Join us 24 January for: ‘Under Pressure: History Painting at the threshold of national cultures'.
Join us on the 24 January at 4pm in School 2 of St Salvator's Quad for ‘Under Pressure: History Painting at the threshold of national cultures'.
You are also welcome to join a wine reception afterwards at the School of Art History, 79 North Street.
Polish artist Stanislaw Chlebowski's career was forged in multiple worlds, in multiple studios and across multiple national narratives. Chlebowski created history paintings for the Ottoman, Polish and French clients, constantly reframing the historic narratives for these diverse patrons. The challenges of code-shifting across this nationally bound genre of artistic practice is most apparent in his longstanding, ultimately irresolvable, effort to create a painting of the Ottoman conquest of Constantinople. This lecture explores that painting's instabilities and its relationship to his Orientalist interiors. These interiors were not static repositories of collecting or studio practice, but spaces teeming with the tension of movement. Chlebowski's unfinished painting began to shape his interiors and its irresolution is redolent of his fraught relationship with his own mobility. This lecture charts the tensions of peripatetic artistic practice, with its multiple- sometimes conflicting- national and imperial narratives. These tensions yield provocations for a more globally expansive history of art.
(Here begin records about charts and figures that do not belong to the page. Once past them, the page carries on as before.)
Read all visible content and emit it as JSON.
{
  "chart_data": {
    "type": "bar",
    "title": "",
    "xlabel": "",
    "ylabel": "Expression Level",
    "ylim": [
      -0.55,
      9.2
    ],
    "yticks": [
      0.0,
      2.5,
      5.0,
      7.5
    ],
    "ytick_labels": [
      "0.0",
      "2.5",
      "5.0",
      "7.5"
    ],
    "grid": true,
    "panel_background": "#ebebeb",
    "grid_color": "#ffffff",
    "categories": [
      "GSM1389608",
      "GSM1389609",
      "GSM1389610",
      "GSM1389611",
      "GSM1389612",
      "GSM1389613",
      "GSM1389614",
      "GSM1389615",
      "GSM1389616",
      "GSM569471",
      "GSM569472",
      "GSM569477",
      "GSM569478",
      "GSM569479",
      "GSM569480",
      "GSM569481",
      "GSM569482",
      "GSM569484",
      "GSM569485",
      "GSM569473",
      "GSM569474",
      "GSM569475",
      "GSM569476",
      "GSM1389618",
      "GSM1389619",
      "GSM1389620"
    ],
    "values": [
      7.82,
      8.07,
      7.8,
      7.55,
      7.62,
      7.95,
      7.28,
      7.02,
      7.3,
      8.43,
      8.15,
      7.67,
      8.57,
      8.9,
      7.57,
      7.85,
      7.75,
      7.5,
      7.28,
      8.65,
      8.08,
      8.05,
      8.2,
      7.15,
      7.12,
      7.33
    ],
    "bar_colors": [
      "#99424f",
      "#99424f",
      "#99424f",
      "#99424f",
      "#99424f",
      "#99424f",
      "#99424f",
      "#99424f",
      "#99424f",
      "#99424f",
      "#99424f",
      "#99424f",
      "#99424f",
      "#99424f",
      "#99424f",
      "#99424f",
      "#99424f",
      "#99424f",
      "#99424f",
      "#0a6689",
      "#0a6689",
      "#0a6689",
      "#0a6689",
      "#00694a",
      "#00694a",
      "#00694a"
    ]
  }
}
Mary Roberts is Professor of Art History at the University of Sydney. Working at the intersection of modernism and orientalism, she pursues global networks that inform European and Islamic art. Her books include: ‘Istanbul Exchanges. Ottomans, Orientalists and Nineteenth-Century Visual Culture' (UC Press, 2015), awarded AAANZ's Best Book Prize, ‘Intimate Outsiders: The Harem in Ottoman and Orientalist Art and Travel Literature' (Duke, 2007). Her next book is ‘Four Thresholds. Orientalist Interiors, Islamic Art, the Aesthetics of Global Modernities'.